O primeiro julgamento do ano de 2026 pelo Tribunal do Júri da Comarca de Marechal Cândido Rondon foi realizado na sexta-feira (06), no Fórum local. A sessão marcou a abertura dos trabalhos do Tribunal Popular do Júri neste ano.
O julgamento foi presidido pelo juiz substituto Dr. Carlos Rodrigo Orlando Villalba, que conduziu a sessão a partir das 9h. No banco dos réus esteve Jonas Gonçalves da Silva, de 29 anos, acusado de homicídio.

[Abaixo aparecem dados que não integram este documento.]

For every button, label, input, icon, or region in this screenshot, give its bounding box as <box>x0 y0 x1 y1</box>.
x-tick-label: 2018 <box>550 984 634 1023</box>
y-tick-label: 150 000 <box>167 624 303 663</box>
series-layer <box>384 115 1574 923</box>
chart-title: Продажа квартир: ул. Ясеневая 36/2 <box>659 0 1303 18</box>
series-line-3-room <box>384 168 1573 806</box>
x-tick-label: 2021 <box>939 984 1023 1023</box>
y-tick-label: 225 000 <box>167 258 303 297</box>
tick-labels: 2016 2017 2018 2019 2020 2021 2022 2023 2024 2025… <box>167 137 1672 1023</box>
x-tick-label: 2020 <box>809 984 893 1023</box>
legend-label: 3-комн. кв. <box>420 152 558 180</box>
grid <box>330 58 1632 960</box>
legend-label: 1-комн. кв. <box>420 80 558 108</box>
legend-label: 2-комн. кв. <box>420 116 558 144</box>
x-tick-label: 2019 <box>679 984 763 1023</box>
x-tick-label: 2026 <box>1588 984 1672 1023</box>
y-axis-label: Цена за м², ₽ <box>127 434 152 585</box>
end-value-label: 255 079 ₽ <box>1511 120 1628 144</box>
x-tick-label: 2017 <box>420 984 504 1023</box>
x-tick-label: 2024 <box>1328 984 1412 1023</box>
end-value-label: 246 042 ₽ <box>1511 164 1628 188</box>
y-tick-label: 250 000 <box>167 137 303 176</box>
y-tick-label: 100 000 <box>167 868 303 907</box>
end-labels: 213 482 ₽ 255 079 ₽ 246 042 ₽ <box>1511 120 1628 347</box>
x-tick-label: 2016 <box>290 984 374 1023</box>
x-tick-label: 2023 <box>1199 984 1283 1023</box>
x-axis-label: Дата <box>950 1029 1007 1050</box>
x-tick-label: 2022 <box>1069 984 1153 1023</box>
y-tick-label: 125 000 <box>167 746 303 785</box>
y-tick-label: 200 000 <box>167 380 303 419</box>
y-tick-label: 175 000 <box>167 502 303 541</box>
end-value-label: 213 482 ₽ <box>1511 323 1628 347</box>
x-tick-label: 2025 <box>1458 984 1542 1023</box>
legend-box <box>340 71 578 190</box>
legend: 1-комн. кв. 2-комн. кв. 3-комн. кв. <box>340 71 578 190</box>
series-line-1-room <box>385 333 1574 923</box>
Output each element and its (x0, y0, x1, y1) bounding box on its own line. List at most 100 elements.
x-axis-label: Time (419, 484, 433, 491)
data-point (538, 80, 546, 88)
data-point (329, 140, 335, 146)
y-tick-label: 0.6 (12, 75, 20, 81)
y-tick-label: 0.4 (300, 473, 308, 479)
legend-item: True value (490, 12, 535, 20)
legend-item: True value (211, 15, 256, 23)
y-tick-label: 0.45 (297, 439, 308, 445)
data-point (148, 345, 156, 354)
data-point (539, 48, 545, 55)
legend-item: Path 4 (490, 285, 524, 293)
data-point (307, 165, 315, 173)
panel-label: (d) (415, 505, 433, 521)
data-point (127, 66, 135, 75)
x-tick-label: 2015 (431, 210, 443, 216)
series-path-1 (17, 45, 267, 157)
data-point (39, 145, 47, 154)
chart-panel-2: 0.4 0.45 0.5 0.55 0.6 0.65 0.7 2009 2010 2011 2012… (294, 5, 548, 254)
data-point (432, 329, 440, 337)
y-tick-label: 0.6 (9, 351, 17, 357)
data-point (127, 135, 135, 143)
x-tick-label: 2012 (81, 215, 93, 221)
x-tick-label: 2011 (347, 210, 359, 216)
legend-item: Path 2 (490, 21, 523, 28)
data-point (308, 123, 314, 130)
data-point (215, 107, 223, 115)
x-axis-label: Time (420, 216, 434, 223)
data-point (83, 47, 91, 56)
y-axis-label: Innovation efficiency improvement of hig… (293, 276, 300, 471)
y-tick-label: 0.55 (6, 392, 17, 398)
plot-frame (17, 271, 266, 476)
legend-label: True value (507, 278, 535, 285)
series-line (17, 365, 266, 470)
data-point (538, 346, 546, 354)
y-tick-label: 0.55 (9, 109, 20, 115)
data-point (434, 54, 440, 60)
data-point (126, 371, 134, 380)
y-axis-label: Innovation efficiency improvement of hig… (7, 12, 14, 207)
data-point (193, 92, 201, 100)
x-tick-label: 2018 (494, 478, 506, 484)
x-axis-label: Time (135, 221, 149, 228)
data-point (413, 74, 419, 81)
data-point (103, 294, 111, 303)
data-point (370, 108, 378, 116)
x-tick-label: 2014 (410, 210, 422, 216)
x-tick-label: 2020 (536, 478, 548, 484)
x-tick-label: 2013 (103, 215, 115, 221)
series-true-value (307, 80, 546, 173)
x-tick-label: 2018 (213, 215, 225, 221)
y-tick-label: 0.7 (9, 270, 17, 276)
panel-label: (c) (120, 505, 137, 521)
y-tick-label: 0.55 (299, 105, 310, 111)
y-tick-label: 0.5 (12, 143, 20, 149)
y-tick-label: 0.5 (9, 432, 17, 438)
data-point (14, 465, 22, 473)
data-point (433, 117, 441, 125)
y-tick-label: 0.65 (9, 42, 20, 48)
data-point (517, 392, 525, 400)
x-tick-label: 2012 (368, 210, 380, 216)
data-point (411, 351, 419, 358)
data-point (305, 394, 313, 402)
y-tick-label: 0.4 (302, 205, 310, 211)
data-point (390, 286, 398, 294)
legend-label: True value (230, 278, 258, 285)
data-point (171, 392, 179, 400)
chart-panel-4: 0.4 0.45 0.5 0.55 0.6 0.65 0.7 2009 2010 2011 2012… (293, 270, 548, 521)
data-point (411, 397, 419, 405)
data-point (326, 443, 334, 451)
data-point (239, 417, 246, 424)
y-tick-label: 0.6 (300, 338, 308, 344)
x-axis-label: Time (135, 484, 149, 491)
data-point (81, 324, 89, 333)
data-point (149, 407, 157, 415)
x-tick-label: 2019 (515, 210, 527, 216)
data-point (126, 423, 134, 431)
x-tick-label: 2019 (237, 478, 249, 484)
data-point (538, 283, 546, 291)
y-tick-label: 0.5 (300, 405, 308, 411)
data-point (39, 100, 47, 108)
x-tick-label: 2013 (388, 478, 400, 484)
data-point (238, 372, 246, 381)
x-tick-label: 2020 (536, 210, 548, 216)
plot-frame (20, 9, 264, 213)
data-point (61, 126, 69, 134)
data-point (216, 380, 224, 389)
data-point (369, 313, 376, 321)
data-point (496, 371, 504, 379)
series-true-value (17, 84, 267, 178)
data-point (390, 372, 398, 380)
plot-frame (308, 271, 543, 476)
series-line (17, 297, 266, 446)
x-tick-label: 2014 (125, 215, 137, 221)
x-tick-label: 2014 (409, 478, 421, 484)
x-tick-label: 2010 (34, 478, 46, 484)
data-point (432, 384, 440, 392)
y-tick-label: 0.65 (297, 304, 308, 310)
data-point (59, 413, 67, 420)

O crime ocorreu na noite de quinta-feira, 17 de abril de 2025, por volta das 22h30, em um condomínio residencial localizado na Rua Guarani, em Nova Santa Rosa. Conforme a denúncia apresentada pelo Ministério Público do Paraná, o acusado desferiu um golpe de faca contra Leonardo de Lima Dias, atingindo-o na região do tórax.
Leonardo chegou a ser socorrido e encaminhado para atendimento médico, mas não resistiu aos ferimentos e morreu por volta da 1h30 da madrugada de sexta-feira (18), em decorrência de choque hemorrágico, conforme apontou o laudo de necropsia.
De acordo com a acusação, no momento do crime o réu, a vítima e outras pessoas estavam reunidos na residência de Marcos de Oliveira Gonçalves, tio do acusado, onde ocorria o consumo de bebidas alcoólicas e substâncias entorpecentes. Em determinado momento, teve início uma discussão entre Leonardo e sua então namorada, Joici de Souza.
Ainda segundo o Ministério Público, Jonas teria intervido na discussão, passando a discutir com a vítima. A situação evoluiu para agressões físicas, com socos e chutes contra Leonardo, que se encontrava em estado de embriaguez e com a capacidade de defesa reduzida. Na sequência, o acusado entrou no apartamento do tio, pegou uma faca e retornou ao local, desferindo o golpe fatal.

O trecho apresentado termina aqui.